Yeah bringing Joe back with essentially the same team is putting a lot of faith in a potentially new coach. It is clear that we aren't up to par with the other elite teams in the East talent wise.

Thanks for the Salary Cap primer, I am sure to refer back to it a lot this summer.

Unknown said...

The chance to take a step forwards has already been wasted as far as I can see - I suggested that JJ be traded last summer (Rondo was 1st choice with Ray Allen one of the key players used to balance out contracts ), and/or at least let Bibby walk to give the team financial flexibility, seeing as the team as constructed was never going to be a true elite team.

Instead ownership played it safe (resigned Bibby and was passive with with JJ) and now options to make any improvements to the roster are severely limited. Once JJ inevitably walks into free agency, I don't see this ending well for the Hawks :(
We better hope that the new coach can coach his ass off!!

CoCo said...

@Dominique, Ainge wouldn't even include Rondo in a trade for KG. No way in hell he was giving him up for Joe.

Bret LaGree said...

Rondo, of course, was drafted by Phoenix with one of the picks the Hawks gave up to get Joe Johnson.

June 28, 2006 was not Billy Knight's best night.

Anonymous said...

Of course I am sure that Boston would be less than thrilled with the idea of trading players with a team that it deems a conference rival.

CoCo said...

Basically they need to hope some team hires Zeke Thomas as GM and try to sign and trade Joe there?

Bronnt said...

Bret, in regards to 6/28/2006:

I can only imagine a universe in which the Hawks' front office was extremely competent, and instead of making the JJ trade, they had both first round picks in 2006, which were immediately used on Rondo and Roy.

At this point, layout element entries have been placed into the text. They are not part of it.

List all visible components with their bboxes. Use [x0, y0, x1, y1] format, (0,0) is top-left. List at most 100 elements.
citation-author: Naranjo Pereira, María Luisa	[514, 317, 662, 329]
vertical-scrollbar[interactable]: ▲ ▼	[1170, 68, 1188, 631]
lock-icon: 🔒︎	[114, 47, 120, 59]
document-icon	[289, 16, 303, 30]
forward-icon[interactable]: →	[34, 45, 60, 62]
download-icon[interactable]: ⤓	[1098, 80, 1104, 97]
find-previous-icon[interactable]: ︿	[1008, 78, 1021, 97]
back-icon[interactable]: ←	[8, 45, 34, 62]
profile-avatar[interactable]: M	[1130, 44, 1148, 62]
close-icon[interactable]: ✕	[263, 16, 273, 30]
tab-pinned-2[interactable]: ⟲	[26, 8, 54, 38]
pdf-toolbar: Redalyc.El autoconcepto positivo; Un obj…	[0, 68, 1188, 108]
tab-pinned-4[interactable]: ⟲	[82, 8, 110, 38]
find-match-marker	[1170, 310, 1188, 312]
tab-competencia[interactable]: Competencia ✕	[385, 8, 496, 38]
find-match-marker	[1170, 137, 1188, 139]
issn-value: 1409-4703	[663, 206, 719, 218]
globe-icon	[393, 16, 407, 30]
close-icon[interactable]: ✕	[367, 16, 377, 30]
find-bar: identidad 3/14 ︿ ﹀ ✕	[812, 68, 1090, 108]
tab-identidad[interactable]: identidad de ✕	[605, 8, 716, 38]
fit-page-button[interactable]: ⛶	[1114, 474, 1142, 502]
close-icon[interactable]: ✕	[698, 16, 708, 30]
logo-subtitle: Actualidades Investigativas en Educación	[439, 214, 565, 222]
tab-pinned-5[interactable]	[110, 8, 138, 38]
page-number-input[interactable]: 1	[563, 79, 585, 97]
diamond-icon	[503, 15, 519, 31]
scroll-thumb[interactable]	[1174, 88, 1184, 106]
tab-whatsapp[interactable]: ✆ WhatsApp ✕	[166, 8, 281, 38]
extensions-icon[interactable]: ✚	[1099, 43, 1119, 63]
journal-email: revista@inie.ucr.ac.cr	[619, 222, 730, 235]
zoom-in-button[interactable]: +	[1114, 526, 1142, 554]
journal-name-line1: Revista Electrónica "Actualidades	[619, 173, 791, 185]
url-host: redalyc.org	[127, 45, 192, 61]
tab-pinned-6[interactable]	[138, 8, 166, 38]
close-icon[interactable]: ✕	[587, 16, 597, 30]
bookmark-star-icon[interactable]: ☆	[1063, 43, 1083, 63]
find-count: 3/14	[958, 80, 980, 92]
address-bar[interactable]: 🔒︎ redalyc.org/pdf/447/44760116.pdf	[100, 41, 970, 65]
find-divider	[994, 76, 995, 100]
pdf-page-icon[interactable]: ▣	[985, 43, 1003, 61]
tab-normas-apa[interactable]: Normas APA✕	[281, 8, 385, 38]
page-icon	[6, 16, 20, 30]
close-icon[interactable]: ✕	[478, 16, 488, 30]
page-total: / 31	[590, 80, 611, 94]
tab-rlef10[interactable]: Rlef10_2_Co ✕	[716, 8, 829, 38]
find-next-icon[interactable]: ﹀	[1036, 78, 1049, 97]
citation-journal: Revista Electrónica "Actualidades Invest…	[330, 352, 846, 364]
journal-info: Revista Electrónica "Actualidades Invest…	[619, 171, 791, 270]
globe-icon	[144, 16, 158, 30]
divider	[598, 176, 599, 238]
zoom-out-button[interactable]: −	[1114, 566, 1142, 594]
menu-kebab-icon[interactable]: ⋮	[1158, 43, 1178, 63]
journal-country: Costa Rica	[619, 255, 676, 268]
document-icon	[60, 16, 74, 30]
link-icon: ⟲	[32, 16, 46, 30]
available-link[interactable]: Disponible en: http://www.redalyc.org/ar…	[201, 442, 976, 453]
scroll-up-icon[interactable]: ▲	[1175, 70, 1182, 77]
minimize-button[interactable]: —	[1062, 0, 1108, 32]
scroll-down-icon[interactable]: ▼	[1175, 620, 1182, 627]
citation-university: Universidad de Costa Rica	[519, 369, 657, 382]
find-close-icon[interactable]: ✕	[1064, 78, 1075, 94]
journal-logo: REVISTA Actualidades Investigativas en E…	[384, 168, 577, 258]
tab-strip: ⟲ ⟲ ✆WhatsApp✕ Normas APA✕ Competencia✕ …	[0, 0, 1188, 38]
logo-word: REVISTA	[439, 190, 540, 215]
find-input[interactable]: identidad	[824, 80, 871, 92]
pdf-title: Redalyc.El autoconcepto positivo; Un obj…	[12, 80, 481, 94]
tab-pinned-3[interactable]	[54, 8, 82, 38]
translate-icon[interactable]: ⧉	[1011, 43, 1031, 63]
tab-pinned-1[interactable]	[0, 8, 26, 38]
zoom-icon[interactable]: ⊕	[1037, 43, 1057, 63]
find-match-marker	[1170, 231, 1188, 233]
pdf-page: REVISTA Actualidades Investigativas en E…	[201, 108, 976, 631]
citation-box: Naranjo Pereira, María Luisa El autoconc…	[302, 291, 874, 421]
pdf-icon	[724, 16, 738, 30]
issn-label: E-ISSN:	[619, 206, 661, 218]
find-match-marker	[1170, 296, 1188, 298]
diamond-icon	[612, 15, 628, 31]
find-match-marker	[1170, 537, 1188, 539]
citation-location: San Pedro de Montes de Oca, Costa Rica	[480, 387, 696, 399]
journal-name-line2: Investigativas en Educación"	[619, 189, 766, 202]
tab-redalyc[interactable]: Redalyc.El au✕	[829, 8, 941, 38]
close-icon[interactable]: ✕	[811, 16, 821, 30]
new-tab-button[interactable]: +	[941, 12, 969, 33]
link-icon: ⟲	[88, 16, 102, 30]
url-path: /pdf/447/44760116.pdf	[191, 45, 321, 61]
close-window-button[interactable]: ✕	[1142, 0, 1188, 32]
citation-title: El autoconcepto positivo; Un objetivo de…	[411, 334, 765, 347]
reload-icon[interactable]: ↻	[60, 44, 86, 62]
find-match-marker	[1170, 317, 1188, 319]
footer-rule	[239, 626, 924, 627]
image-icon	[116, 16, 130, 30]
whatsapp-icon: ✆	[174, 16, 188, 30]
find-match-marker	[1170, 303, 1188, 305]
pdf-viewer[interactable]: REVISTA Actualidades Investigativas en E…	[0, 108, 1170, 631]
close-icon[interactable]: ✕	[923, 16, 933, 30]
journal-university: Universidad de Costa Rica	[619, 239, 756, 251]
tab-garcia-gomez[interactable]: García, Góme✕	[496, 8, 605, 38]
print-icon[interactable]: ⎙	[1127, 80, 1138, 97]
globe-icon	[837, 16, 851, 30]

Rondo, Roy, Childress, Smith, and Zaza with Diaw on the bench. Then this super-competent front office goes on to take players like DaeQuan Cook, Marc Gasol, George Hill, and DeJuan Blair, despite never having a good draft position. I much prefer it to this universe.

jrauch said...

Deciding to pick the #1 3 point shooter in the Ukraine rather than DeJuan Blair in last year's second round was inexcusable.

rbubp said...

Bronn, the problem is the only front office in existence that presently seems to do THAT well is Oklahoma City. I'm sure everyone here knows what a crapshoot the draft is; it's more expensive but ultimately a lot easier to predict if the free agency route is used along with the draft.

There's not a team out there that hasn't made bad FA decisions and bad draft picks. So the Spurs got Blair; they also locked up Richard Jefferson in a move that was about as dumb as I've seen that franchise ever make.

It happens.

Anonymous said...

The Jefferson signing seems dumb now that it didn't work out. At the time everyone was putting the Spurs back in the finals with that move. If you saw that flop coming then more power to you.

The Spurs in my mind have gotten more personnel decisions right than just about any team in the league. Their drafts have always been late in the first round yet they come away with Tony Parker, Manu Ginobli, and George Hill. Not a surprise that they picked Blair and he played well for them in my mind.